Frosty nights and mornings are an urgent reminder to us that the seasons are changing. We haven’t yet had a major snowstorm, unlike last year when we had heavy snow in mid-September. Still, the days are getting shorter and winter is coming.
Another reminder is that the pheasant and general pronghorn antelope seasons will open this Saturday, October 6.
This weekend’s opener will send many hunters across Montana’s prairies and uplands in search of North America’s fastest quadruped, a truly unique native of the west. It’s an animal with a confusing set of names, as well as a complex set of genetics.
Montana’s hunting regulations refer to the critter as antelope. Most biologists would prefer to simply call it a pronghorn. Captain William Clark of the Lewis & Clark expedition was one of the first Europeans to describe the pronghorn when he shot one in what became Nebraska, describing it in his journal as a “Buck Goat,” going on to say that, “he is more like the Antillope or Gazelle of Africa than any other species of Goat.”
The pronghorn is the last of the Antilocapridae, a group of 12 species that existed in prehistoric times. Scientists believe there were still three other species that existed when humans first came to North America, but the pronghorn is the only one that survived to modern times. Curiously, the pronghorn’s closest living relatives, the giraffe and okapi, are in Africa.

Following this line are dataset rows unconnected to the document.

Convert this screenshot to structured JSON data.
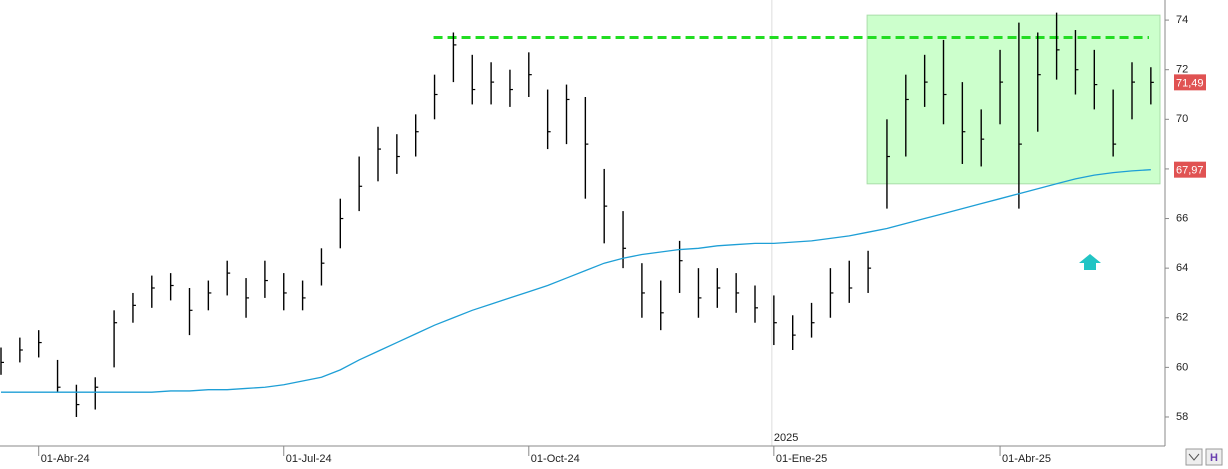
{
  "chart_data": {
    "type": "ohlc",
    "categories": [
      null,
      null,
      "01-Abr-24",
      null,
      null,
      null,
      null,
      null,
      null,
      null,
      null,
      null,
      null,
      null,
      null,
      "01-Jul-24",
      null,
      null,
      null,
      null,
      null,
      null,
      null,
      null,
      null,
      null,
      null,
      null,
      "01-Oct-24",
      null,
      null,
      null,
      null,
      null,
      null,
      null,
      null,
      null,
      null,
      null,
      null,
      "01-Ene-25",
      null,
      null,
      null,
      null,
      null,
      null,
      null,
      null,
      null,
      null,
      null,
      "01-Abr-25",
      null,
      null,
      null,
      null,
      null,
      null,
      null,
      null
    ],
    "year_label": "2025",
    "series": [
      {
        "color": "#000000",
        "high": [
          60.8,
          61.2,
          61.5,
          60.3,
          59.3,
          59.6,
          62.3,
          63.0,
          63.7,
          63.8,
          63.2,
          63.5,
          64.3,
          63.6,
          64.3,
          63.8,
          63.5,
          64.8,
          66.8,
          68.5,
          69.7,
          69.4,
          70.2,
          71.8,
          73.5,
          72.6,
          72.3,
          72.0,
          72.7,
          71.2,
          71.4,
          70.9,
          68.0,
          66.3,
          64.2,
          63.5,
          65.1,
          64.0,
          64.0,
          63.8,
          63.3,
          62.9,
          62.1,
          62.6,
          64.0,
          64.3,
          64.7,
          70.0,
          71.8,
          72.6,
          73.2,
          71.5,
          70.4,
          72.8,
          73.9,
          73.5,
          74.3,
          73.6,
          72.8,
          71.2,
          72.3,
          72.1
        ],
        "low": [
          59.7,
          60.2,
          60.4,
          59.0,
          58.0,
          58.3,
          60.0,
          61.8,
          62.4,
          62.7,
          61.3,
          62.3,
          62.9,
          62.0,
          62.8,
          62.3,
          62.3,
          63.3,
          64.8,
          66.3,
          67.5,
          67.8,
          68.5,
          70.0,
          71.5,
          70.6,
          70.6,
          70.5,
          70.9,
          68.8,
          69.0,
          66.8,
          65.0,
          64.0,
          62.0,
          61.5,
          63.0,
          62.0,
          62.4,
          62.2,
          61.8,
          60.9,
          60.7,
          61.2,
          62.0,
          62.6,
          63.0,
          66.4,
          68.5,
          70.5,
          69.8,
          68.2,
          68.1,
          69.8,
          66.4,
          69.5,
          71.6,
          71.0,
          70.4,
          68.5,
          70.0,
          70.6
        ],
        "close": [
          60.2,
          60.7,
          61,
          59.2,
          58.5,
          59.2,
          61.8,
          62.5,
          63.2,
          63.3,
          62.3,
          63,
          63.8,
          62.8,
          63.5,
          63,
          62.8,
          64.2,
          66,
          67.3,
          68.8,
          68.5,
          69.5,
          71,
          73,
          71.2,
          71.5,
          71.2,
          71.8,
          69.5,
          70.8,
          69,
          66.5,
          64.8,
          63,
          62.2,
          64.3,
          62.8,
          63.2,
          63,
          62.4,
          61.8,
          61.3,
          61.8,
          63,
          63.2,
          64,
          68.5,
          70.8,
          71.5,
          71,
          69.5,
          69.2,
          71.5,
          69,
          71.8,
          72.8,
          72,
          71.4,
          69,
          71.5,
          71.49
        ]
      },
      {
        "color": "#1e9fd6",
        "values": [
          59.0,
          59.0,
          59.0,
          59.0,
          59.0,
          59.0,
          59.0,
          59.0,
          59.0,
          59.05,
          59.05,
          59.1,
          59.1,
          59.15,
          59.2,
          59.3,
          59.45,
          59.6,
          59.9,
          60.3,
          60.65,
          61.0,
          61.35,
          61.7,
          62.0,
          62.3,
          62.55,
          62.8,
          63.05,
          63.3,
          63.6,
          63.9,
          64.2,
          64.4,
          64.55,
          64.65,
          64.75,
          64.8,
          64.9,
          64.95,
          65.0,
          65.0,
          65.05,
          65.1,
          65.2,
          65.3,
          65.45,
          65.6,
          65.8,
          66.0,
          66.2,
          66.4,
          66.6,
          66.8,
          67.0,
          67.2,
          67.4,
          67.6,
          67.75,
          67.85,
          67.92,
          67.97
        ]
      }
    ],
    "last_price": {
      "value": 71.49,
      "label": "71,49"
    },
    "ma_last": {
      "value": 67.97,
      "label": "67,97"
    },
    "resistance": {
      "value": 73.3,
      "color": "#22dd22"
    },
    "highlight": {
      "low": 67.4,
      "high": 74.2,
      "color": "#ccffcc"
    },
    "ylim": [
      56.83,
      74.81
    ],
    "yticks": [
      58,
      60,
      62,
      64,
      66,
      68,
      70,
      72,
      74
    ]
  }
}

Pronghorns are a success story of modern wildlife management. At the close of the Frontier, pronghorn numbers were down to around 13,000, and many observers feared that pronghorn were destined for extinction, though members of the Boone and Crockett Club advocated for measures to save the pronghorn. Key to the survival of the pronghorn was designation of large tracts of public lands with good habitat for pronghorn. Current numbers of pronghorn are estimated at between 500,000 and a million.

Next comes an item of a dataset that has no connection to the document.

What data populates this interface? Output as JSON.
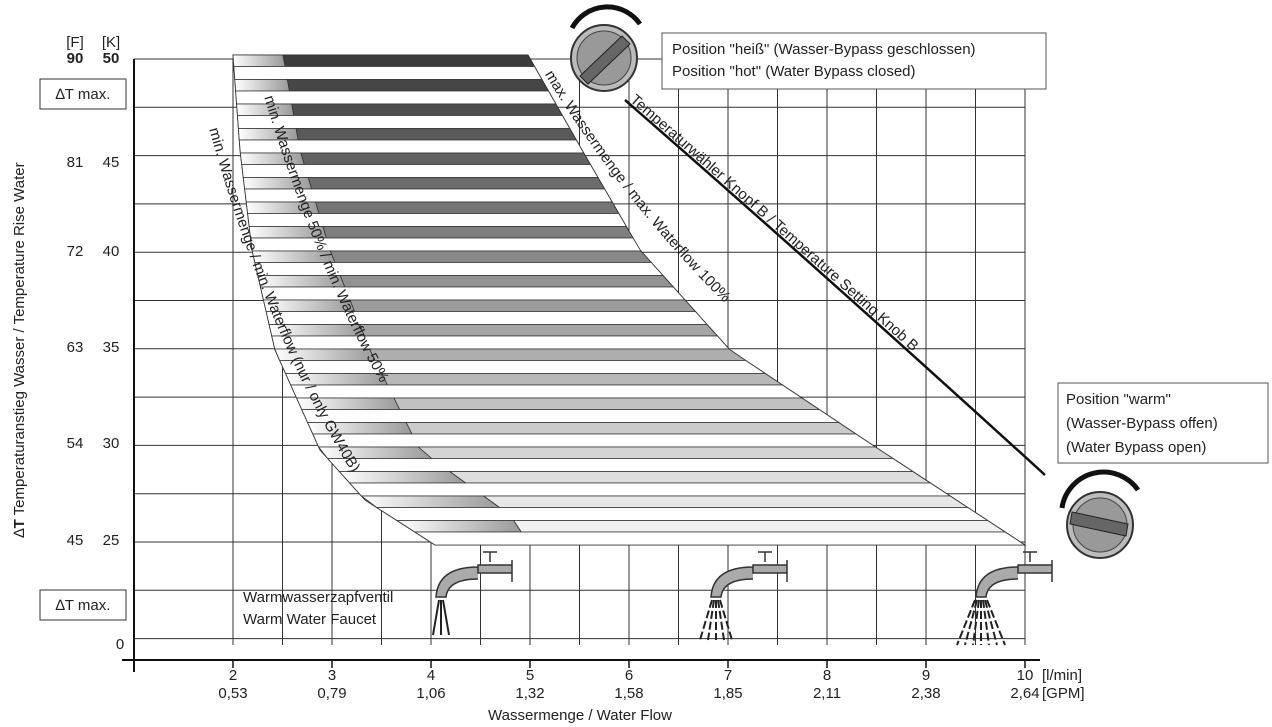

Montana’s pronghorns are widespread much of Montana, ranging from the wide-open prairies of eastern Montana to the foothills of the Rockies. The pronghorn season runs through November 11.
If pronghorns are an ancient native of North America, the pheasant is a relatively recent immigrant. Pheasants are native to China, though they have been brought to many parts of the world. There are many varieties of pheasants, and even the modern chicken is descended from ancient pheasants.

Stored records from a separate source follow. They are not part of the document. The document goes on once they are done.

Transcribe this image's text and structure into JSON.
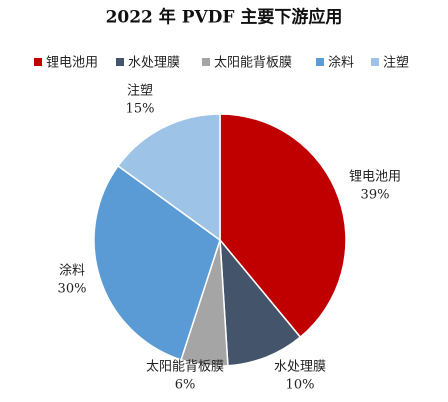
{
  "chart_data": {
    "type": "pie",
    "title": "2022 年 PVDF 主要下游应用",
    "categories": [
      "锂电池用",
      "水处理膜",
      "太阳能背板膜",
      "涂料",
      "注塑"
    ],
    "values": [
      39,
      10,
      6,
      30,
      15
    ],
    "value_labels": [
      "39%",
      "10%",
      "6%",
      "30%",
      "15%"
    ],
    "colors": [
      "#c00000",
      "#44546a",
      "#a5a5a5",
      "#5b9bd5",
      "#9dc3e6"
    ],
    "legend": "top"
  }
}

There were early attempts to bring pheasants to the U.S., going as far back as 1733. Our first president, George Washington, had some golden pheasants on his Mount Vernon estate in Virginia.
The most significant introduction of pheasants was in 1881, when Owen Dickerson Denny, the U.S. Consul General to Shanghai, China, shipped 60 Chinese pheasants to Port Townsend, Washington. That first attempt mostly failed, but Denny sent more birds in 1882 and 1884, and pheasants took hold in the Willamette valley of Oregon. Since then, pheasants have been introduced to 40 states, though the nation’s heartland states, including Montana, are where pheasants seem to do best.
While pheasants are a relatively recent immigrant, they found a niche in many states at a time when the vast native prairies of the heartland were converted to agriculture. Pheasants readily adapted to farm country and thrived, filling a void when those same changes sent prairie chickens into a downward spiral in most of their range.
Pheasants were my introduction to the world of hunting and after over 60 years of chasing them, from the family farm in southern Minnesota, to Iowa, North and South Dakota and Montana, they’re still one of my favorites.
While some people like to hunt in a group of hunters marching down a field, I prefer a smaller team, usually just my dog and myself, wandering across the landscape in search of pheasant scent and the thrilling sound and sight of a rooster pheasant taking to the air with a rush of wings, often cackling and scolding us for our intrusion.
If everything works, we’re rewarded with a beautiful, gaudy bird and a delicious dinner. Life is good.